Second, we conduct a few additional steps of fine-tuning on a different, higher-quality dataset.

Relying on a family of policies instead of a single one allows us to maximize diversity, which
remains key to tackling hard problems.

### Sampling

Our sampling approach is close to that of AlphaCode. We generate up to a million code samples per
problem, using a randomized temperature parameter for each sample to encourage diversity. We also
randomize targeted metadata included in the prompt, such as the problem difficulty rating and its
categorical tags.

We split our sampling budget evenly across our family of fine-tuned models. While we sampled in
Python and C++ for AlphaCode, we only used C++ samples for AlphaCode 2 as we found them to be
higher quality.



### Filtering

Each competitive programming problem contains at least one public input/output test indicating how
code samples should behave. We execute each code sample on the corresponding test input, and filter
out all which do not produce the expected output and therefore could not have been correct.

### Clustering

After filtering, we are left with an average of 50 thousand candidates per problem, but we limit
ourselves to 10 submissions. To further trim down candidates, we aggregate samples based on their
runtime behavior: as in AlphaCode, we train a separate model to generate new test inputs for each
problem, then execute the remaining samples on these new inputs. The produced outputs form a
signature that we use to group similar code samples together into clusters. We then order the clusters
according to their cardinality, and only keep the 10 largest.

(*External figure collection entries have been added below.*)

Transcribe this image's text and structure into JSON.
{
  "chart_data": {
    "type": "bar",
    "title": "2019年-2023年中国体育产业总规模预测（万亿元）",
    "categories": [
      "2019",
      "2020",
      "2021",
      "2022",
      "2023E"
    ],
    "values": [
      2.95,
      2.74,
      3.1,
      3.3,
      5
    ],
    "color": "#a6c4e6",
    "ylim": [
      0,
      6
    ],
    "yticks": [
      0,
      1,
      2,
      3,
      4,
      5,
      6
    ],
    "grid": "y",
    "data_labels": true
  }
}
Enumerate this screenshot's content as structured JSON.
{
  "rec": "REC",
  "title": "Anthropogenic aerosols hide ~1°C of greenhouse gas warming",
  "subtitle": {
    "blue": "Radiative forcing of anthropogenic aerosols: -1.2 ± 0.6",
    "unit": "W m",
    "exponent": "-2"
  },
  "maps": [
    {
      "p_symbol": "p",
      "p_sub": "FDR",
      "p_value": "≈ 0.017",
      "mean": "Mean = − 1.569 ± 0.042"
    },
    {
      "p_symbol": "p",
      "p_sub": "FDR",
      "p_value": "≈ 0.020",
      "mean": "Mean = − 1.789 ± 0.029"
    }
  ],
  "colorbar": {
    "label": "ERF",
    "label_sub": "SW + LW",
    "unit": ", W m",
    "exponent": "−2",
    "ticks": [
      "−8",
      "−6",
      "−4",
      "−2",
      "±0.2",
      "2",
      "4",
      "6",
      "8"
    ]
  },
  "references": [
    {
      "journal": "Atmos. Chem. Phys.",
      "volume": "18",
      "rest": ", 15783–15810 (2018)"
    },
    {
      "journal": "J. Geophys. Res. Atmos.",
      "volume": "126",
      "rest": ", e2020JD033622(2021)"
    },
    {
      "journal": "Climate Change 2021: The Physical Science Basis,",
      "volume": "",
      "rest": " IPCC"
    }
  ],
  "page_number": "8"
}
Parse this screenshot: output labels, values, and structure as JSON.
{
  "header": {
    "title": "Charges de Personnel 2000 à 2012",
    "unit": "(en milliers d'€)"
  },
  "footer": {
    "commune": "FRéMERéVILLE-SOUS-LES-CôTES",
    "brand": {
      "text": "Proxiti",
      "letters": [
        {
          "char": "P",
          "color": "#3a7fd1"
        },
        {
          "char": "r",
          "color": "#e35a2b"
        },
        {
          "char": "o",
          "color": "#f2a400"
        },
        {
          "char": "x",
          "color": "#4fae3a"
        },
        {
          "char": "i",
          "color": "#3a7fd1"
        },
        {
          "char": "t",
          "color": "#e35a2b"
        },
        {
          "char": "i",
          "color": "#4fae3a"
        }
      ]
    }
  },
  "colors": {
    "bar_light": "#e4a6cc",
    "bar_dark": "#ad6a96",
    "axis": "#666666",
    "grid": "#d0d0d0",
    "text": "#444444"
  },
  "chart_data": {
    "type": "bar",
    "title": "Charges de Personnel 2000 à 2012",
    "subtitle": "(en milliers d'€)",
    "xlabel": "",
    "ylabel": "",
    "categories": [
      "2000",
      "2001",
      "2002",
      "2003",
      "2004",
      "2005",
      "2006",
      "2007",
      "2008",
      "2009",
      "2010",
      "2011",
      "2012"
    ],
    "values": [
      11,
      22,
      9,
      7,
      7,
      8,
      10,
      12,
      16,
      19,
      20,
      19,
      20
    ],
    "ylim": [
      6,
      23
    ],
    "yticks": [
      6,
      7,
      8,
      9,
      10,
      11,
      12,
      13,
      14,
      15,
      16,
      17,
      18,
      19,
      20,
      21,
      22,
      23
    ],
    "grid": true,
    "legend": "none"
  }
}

The point of clustering is to avoid redundancies: since code samples in the same cluster behave
similarly, we can submit a single one per cluster to the online judge to obtain the best result.

### Scoring Model

We fine-tune a second Gemini Pro model to attribute an estimated correctness score between 0 and 1
to code samples. Using this scoring model, we compute a score for each code sample in our remaining
clusters; we then select the best candidate sample out of each cluster based on this predicted score to
form our final list of 10 submissions.

## Evaluation

We evaluated AlphaCode 2 on Codeforces. We selected
12 recent contests with more than 8000 participants, either from division 2 or the harder division
“1+2”. This makes for a total of 77 problems. For each problem, we sampled one million candidates
and submitted up to 10 solutions selected and ordered according to the procedure detailed above,
until either one correct solution was found, or we ran out of candidates.

![](../images/alphacode2-2.png)

We evaluated the impact of increasing the amount of samples per problem. As was the case for
AlphaCode, we find that performance increases roughly log-linearly with more samples. AlphaCode 2
requires about 100 samples to reach the level of performance of AlphaCode with a million samples,
making it over 10000× more sample efficient.